Margot Polivy, a high school physical education teacher turned lawyer who tirelessly lobbied the federal government to legally guarantee that college athletic departments offer women equal opportunities to participate in sports, died on Oct. 7 at her home in Washington. She was 85.
Her death was confirmed by her sister, Gail Polivy, who said the cause had not yet been determined.
In the 1970s, representing women’s groups on campuses and on Capitol Hill, Ms. Polivy (pronounced PAHL-a-vee) fought the male-dominated National Collegiate Athletic Association and helped transform the ambiguous wording of congressional anti-discrimination mandates, which had made no specific mention of sports, into a Hail Mary pass that profoundly expanded the resources available to female athletes in high school and college.
Title IX of the Education Amendments of 1972 stated only, “No person in the United States shall, on the basis of sex, be excluded from participation in, be denied the benefits of, or be subjected to discrimination under any education program or activity receiving Federal financial assistance.”
But once athletes staked a claim to those benefits, with Title IX interpreted to include nondiscrimination in sports, Ms. Polivy, a lawyer for the Association for Intercollegiate Athletics for Women, partnered with the National Coalition for Women and Girls in Education to insist that the regulations being drafted to implement the legislation fulfill the expectations of the organizations’ supporters.
Margaret Dunkle, whose 1974 analysis documenting discrimination against female college athletes provided the blueprint for the regulations, said of Ms. Polivy in an email, “She was a key player in shaping Title IX’s sports regulations, which opened athletic scholarships for women and set standards to ensure that female teams got the funding and resources needed to excel.”
The women’s groups Ms. Polivy represented prioritized amateur student athletics as a form of physical education. That view stood in contrast to the predominant male model of student sports, which prioritized recruiting, scholarships and winning to generate financial contributions from alumni — and, critics said, encouraged academic laxity.

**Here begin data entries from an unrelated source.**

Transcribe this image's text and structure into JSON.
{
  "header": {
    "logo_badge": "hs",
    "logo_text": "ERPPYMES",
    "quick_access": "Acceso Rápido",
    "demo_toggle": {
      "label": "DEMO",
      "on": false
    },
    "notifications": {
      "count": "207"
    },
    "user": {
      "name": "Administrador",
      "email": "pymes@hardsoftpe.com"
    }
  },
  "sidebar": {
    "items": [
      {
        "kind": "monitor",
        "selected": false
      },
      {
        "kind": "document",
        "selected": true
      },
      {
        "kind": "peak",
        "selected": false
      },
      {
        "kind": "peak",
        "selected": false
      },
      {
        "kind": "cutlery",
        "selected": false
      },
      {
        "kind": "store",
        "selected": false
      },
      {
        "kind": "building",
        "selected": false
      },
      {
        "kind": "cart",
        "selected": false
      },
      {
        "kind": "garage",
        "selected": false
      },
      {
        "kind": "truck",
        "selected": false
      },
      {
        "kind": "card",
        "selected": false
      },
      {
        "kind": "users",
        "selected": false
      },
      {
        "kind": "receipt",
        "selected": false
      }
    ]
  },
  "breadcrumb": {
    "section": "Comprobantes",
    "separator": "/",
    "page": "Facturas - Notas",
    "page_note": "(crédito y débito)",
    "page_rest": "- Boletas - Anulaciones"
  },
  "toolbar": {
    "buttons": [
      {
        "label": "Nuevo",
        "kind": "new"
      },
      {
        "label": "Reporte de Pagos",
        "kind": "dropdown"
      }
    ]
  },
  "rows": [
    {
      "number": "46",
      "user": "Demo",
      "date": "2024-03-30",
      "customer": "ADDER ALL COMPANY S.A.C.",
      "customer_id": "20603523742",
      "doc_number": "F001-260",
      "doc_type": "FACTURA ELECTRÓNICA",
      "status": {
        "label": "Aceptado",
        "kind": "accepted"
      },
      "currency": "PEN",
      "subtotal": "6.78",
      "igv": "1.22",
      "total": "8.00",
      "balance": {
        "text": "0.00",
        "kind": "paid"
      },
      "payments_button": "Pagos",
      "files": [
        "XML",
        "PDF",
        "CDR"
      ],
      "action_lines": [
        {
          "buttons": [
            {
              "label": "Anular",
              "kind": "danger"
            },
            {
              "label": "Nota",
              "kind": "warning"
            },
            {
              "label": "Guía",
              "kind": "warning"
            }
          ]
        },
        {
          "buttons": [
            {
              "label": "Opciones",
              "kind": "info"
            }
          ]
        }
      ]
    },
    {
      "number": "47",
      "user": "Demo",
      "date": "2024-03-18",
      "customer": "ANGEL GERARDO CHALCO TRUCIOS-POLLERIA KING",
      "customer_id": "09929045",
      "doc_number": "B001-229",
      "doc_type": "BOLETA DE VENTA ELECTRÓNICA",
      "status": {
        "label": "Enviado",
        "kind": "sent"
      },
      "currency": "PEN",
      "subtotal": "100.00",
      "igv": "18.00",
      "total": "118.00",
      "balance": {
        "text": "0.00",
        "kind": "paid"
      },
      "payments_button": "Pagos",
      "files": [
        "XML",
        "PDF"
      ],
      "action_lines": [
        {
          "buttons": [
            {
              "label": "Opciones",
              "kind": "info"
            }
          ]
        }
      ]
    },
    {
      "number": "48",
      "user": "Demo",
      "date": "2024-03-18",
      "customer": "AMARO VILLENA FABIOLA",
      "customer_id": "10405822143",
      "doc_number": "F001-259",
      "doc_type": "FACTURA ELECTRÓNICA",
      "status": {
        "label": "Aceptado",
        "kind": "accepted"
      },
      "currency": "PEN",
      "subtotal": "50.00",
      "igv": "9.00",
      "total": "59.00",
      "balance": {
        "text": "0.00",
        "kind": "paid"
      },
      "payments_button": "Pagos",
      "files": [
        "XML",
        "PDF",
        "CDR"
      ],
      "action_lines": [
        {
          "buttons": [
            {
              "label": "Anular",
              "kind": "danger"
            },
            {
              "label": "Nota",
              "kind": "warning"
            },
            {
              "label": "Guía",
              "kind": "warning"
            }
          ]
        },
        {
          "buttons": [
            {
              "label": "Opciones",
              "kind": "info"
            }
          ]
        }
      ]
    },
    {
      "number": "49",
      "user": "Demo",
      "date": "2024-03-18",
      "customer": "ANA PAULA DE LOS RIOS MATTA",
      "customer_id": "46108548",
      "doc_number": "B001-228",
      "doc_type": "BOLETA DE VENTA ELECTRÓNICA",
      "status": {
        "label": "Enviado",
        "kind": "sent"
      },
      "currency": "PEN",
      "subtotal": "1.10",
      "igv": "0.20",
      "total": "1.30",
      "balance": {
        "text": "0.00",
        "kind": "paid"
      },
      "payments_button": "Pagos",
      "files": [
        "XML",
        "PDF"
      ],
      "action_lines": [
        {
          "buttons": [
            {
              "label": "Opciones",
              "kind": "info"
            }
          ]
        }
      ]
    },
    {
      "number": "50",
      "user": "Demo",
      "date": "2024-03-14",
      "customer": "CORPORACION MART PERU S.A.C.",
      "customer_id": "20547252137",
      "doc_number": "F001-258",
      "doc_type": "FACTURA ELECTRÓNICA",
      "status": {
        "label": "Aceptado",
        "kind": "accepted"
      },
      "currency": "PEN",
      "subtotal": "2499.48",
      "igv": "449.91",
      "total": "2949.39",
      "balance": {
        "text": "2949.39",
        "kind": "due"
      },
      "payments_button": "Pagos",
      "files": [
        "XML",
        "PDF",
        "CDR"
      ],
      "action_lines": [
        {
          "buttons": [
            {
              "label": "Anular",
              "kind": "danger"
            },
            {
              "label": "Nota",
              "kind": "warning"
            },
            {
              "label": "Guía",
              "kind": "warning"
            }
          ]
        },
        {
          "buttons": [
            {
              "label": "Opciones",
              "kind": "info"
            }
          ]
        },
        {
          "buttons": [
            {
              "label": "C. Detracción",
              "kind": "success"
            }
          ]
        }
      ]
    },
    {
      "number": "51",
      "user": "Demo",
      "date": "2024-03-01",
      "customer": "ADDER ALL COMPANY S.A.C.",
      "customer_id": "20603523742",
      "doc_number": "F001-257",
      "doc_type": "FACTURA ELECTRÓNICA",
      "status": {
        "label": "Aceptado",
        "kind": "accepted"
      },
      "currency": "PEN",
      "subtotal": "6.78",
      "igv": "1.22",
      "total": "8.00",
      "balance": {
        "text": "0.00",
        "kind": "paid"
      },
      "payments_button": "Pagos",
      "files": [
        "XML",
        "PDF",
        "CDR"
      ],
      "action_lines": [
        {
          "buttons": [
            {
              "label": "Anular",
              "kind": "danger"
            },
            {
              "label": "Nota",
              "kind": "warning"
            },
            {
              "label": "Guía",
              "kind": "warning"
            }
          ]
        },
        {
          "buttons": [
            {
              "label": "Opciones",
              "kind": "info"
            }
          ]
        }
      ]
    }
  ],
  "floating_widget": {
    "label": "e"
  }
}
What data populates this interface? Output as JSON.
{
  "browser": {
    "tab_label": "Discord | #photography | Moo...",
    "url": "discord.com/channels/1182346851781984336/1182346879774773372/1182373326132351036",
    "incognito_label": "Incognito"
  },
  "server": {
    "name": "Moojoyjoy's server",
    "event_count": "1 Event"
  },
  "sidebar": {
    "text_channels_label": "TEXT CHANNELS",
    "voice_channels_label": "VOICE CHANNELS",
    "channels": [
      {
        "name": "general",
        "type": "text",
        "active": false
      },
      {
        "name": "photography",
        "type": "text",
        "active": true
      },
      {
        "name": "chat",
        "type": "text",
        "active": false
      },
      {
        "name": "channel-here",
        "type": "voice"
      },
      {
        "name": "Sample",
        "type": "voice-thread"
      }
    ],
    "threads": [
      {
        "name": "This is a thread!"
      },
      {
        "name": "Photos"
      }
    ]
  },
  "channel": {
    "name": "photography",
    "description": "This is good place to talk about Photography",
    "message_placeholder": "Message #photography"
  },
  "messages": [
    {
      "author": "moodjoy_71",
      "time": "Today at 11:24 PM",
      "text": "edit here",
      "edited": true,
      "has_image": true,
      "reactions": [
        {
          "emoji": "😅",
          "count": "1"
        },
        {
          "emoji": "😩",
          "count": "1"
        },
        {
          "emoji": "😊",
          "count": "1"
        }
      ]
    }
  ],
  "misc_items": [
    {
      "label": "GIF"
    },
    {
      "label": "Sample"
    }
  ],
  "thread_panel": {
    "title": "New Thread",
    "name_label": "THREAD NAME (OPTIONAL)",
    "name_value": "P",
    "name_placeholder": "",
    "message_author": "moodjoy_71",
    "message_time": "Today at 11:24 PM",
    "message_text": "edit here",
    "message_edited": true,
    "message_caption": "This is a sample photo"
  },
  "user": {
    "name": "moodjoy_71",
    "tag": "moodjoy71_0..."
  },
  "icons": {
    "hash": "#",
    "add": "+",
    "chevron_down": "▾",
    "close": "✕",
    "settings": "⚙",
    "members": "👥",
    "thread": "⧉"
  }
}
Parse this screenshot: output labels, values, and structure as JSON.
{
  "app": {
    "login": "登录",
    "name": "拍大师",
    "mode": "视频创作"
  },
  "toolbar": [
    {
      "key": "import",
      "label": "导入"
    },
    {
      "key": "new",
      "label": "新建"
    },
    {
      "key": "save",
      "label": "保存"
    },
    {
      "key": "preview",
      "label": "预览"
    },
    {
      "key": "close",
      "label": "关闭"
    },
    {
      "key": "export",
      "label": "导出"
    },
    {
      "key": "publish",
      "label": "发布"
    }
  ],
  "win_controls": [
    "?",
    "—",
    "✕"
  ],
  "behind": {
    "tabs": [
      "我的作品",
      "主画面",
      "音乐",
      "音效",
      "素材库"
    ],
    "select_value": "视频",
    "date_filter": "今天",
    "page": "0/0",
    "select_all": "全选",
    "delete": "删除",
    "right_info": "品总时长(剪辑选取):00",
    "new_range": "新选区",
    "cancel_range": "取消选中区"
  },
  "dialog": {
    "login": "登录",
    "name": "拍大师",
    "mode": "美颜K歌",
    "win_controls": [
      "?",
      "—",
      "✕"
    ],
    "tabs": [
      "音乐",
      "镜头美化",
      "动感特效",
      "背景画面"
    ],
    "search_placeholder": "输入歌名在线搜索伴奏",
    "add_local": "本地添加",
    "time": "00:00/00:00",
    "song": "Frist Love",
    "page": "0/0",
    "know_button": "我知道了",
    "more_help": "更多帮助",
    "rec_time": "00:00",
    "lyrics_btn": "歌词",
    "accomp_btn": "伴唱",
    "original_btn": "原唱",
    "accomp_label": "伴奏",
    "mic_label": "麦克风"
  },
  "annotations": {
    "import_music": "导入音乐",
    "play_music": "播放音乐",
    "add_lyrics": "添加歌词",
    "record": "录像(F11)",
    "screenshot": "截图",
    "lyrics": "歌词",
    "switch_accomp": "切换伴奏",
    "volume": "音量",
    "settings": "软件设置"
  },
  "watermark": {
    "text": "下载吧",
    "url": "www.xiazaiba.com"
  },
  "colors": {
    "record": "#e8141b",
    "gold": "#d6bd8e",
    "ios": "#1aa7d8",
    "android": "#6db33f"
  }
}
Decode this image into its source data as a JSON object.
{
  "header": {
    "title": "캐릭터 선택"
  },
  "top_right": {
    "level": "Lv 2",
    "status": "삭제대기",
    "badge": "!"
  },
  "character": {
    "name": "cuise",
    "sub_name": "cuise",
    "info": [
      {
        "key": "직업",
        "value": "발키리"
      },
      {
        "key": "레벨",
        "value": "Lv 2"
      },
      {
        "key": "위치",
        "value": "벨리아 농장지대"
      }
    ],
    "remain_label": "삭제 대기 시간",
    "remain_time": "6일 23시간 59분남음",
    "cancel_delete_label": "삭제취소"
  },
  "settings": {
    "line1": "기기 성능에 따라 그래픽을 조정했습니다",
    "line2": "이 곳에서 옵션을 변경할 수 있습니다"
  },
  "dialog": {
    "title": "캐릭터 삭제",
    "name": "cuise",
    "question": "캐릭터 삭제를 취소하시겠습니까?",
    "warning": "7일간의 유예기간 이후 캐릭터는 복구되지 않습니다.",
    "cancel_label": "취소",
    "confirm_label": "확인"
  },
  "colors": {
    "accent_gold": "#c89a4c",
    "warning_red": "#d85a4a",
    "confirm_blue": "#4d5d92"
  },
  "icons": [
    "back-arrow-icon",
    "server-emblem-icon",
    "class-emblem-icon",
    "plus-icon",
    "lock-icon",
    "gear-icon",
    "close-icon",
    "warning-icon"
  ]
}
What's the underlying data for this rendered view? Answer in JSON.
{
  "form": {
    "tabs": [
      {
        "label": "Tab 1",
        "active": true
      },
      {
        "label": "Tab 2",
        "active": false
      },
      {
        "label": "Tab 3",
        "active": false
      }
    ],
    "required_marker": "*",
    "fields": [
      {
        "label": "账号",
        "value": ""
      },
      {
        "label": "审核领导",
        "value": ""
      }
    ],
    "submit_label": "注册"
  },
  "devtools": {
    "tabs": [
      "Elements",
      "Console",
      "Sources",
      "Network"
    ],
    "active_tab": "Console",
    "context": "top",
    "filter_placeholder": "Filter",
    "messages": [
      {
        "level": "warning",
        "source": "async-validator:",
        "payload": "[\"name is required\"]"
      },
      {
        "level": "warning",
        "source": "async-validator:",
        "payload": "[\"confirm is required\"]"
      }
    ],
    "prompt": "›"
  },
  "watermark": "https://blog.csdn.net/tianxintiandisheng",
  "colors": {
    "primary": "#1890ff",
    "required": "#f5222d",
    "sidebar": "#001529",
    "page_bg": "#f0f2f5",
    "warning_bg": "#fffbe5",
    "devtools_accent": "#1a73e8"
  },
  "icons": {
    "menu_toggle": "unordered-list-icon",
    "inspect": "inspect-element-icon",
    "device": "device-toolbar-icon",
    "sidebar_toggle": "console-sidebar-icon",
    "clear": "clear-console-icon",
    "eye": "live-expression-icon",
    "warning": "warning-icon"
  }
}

Instead of drafting a bill that would have appeased athletic directors by exempting revenue-generating sports like football from the regulations, Ms. Polivy, roaming the Capitol deskless, sketched out an alternative — which she wrote on a sheet of paper that rested on the back of Representative Shirley Chisholm, a Brooklyn Democrat. The resulting bill was introduced by Senator Jacob K. Javits, a New York Republican.
Her alternative gave Title IX proponents what they wanted all along, Michael MacCambridge wrote in “The Big Time: How the 1970s Transformed Sports in America” (2023): “that athletic departments would offer a rough equality of opportunity and reasonably similar resources, especially in scholarships.” The bill, he said, “in essence reassured colleges that they wouldn’t have to spend as much on gymnastic equipment as they did on football paraphernalia.”
The women’s rights groups had by then grudgingly accepted some of the economic realities behind collegiate athletic programs. Ms. Polivy accomplished what she did, Mr. MacCambridge wrote, by injecting the Association for Intercollegiate Athletics for Women’s “wide-eyed idealism with a tough-love dose of the realities of the bruising world of politics and the law.”
Margot Polivy was born on April 25, 1938, in the Bronx. Her father, Charles, sold paint and wallpaper. Her mother, Ruth (Klein) Polivy, was a homemaker.
After graduating from Evander Childs High School in the Bronx, Ms. Polivy earned a bachelor’s degree in education from Hunter College in Manhattan. She then taught physical education at Hunter College High School and received a law degree from New York University School of Law in 1964.
She was then hired as an associate counsel by the Federal Communications Commission, where she oversaw the fairness doctrine, which required equal broadcast time for political candidates. She worked for Representative Bella Abzug of New York in Washington from 1971 to 1972 and then started a law firm, which became known as Renouf & Polivy. It was from there that she was recruited by the Association for Intercollegiate Athletics for Women.
Ms. Polivy’s sister is her only immediate survivor. Her life partner, Katrina Renouf, died in 2009.
Ms. Polivy “was a tough negotiator and tenacious advocate,” Ms. Dunkle said. “At the same time, her New York elbows were tempered by an irreverent and engaging sense of humor that lightened the mood and made getting to yes more likely.”
The Association for Intercollegiate Athletics for Women was ultimately subsumed by the N.C.A.A., which took control of women’s sports, and ceased operation in 1982. By the early 1980s, courts were curbing the reach of Title IX.
“But if the passage of time did not produce compliance, it did serve at least some constructive purposes,” Ms. Polivy wrote in a New York Times opinion essay in 1978. “It allowed an emotional adjustment period, during which all the old arguments about the preference of ‘normal’ girls for passive pursuits have come to be universally recognized for the foolishness they are.”